Recently released data states that China’s economy grew to the world’s third largest in 2007, bypassing Germany and behind only the US and Japan. This is tenfold growth in the past 30 years, but China’s people are on average among the worlds poorest.
Germany’s GDP growth for 2008 was 1.3%, down from 2.5% in 2007.
Gazprom, the Russian energy monopoly and Ukraine’s Naftogaz signed a contract on January 19 for Russian gas supplies for a ten year period. According to Prime Minister Putin, Gazprom had been instructed to restart natural gas deliveries to Europe via Ukraine. Some analysts believe that the recent problem was not so much about price, fees, etc. as it was Russia wielding the energy club at the pro-Western Ukrainian government and scaring the EU. This recent disruption could lead to a new/revised EU energy strategy.

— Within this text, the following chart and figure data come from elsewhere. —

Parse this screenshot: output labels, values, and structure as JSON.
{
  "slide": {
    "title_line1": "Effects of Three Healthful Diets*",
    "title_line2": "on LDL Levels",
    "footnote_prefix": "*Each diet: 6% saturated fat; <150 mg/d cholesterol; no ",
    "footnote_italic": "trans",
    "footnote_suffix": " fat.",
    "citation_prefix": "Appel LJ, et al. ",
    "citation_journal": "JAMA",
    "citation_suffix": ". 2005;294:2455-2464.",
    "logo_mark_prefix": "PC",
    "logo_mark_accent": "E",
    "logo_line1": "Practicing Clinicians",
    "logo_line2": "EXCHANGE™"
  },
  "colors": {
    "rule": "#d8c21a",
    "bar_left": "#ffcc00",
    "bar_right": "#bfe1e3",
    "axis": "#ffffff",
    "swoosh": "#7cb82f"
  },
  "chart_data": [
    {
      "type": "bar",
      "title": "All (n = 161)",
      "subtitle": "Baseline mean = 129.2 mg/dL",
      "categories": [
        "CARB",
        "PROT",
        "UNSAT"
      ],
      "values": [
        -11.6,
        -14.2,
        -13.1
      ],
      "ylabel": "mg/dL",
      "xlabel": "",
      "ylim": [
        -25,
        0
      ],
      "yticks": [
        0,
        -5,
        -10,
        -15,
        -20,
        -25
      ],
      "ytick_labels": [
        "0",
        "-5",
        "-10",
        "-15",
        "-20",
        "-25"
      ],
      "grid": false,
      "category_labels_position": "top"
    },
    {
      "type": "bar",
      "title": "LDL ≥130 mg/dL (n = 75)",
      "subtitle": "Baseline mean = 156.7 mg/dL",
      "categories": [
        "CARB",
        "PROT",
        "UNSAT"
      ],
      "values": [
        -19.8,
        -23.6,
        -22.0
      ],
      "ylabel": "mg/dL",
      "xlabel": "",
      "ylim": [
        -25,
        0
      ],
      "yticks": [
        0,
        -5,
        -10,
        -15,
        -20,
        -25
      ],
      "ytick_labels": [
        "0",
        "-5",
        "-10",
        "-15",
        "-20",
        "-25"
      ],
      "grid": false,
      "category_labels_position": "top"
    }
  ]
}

The European Parliament recently voted to tighten rules on the use of pesticides amid concerns about human health and the decline of the honeybee population. The new rules will ban 22 products, although some lawmakers said food price hikes will result.
Connecticut’s DEPA will launch a study on the safety of artificial turf playing fields. Proponents say industrial chemicals from the rubber cushioning can be released into the air and water runoff and children and others could inhale the chemicals.
The discussion regarding bisphenol A, or BPA, continues. Most recent research indicates that BPA may remain in the body longer than previously known and that it may get into the body through sources other than just food. BPA is used in many food and beverage containers, the coating of food cans, and some medical devices.
Although a leader in the production and consumption of ethanol and other biofuels, Brazil plans to expand its offshore oil resources. Recently discovered oil fields may hold up to 33 billion barrels, big enough to supply every US refinery for six years.
The Department of Transportation’s Federal Motor Carrier Safety Administration issued its final rule on truckers’ hours of service, effective in December. The ruling was applauded by the American Trucking Association.
The DOT has issued a final rule that requires railroad tank cars used to transport highly hazardous chemicals to meet safety standards designed to prevent leaks in the event of a crash. The ruling was supported by the American Chemistry Council.
In December, retail sales declined 2.7% from November, and were 9.8% below December 2007. Total sales for the October – December 2008 period were down 7.7% from a year earlier. Total sales for the twelve months of 2008 were down 0.1% from 2007.
Privately owned housing starts in December were 15.5% below the revised rate for November, and 45.0% below the revised December 2007 rate. Single family housing starts declined 13.5% in December.
New orders for manufactured durable goods in December decreased $4.7 billion, or 2.6% to $176.8 billion. This was the fifth consecutive monthly decrease and followed a 3.7% November decrease. Unfilled orders for manufactured durable goods in December, down for three consecutive months, decreased $10.3 billion, or 1.3% to $803.2 billion. This followed a 0.9% November decrease.
Consumer Price Index decreased 1.0% in December.
Interest rate: Prime at 3.25% as of 12/16/08.
Inflation: December 0.1 %
Unemployment: December 7.2%, with 9% forecast by year end.
Trade Deficit: For November 2008 the goods and services deficit decreased to $40.4 billion from an adjusted $56.7 billion in October as imports decreased more than exports.
Crude Oil: Average $90 – 95/bbl for 2008, with prices as low as the mid $30’s/bbl in early 2009.
Industrial production decreased 2.0 % in December. Capacity utilization rate for total industry in December was 73.6%, a level 7.4% below the average for 1972- 2007.
GDP fell by 3.8% in the fourth quarter, a number that was better than anticipated by some forecasters.
The US dollar trading at 90 yen. $1.28 = euro. The British pound sterling = $1.45.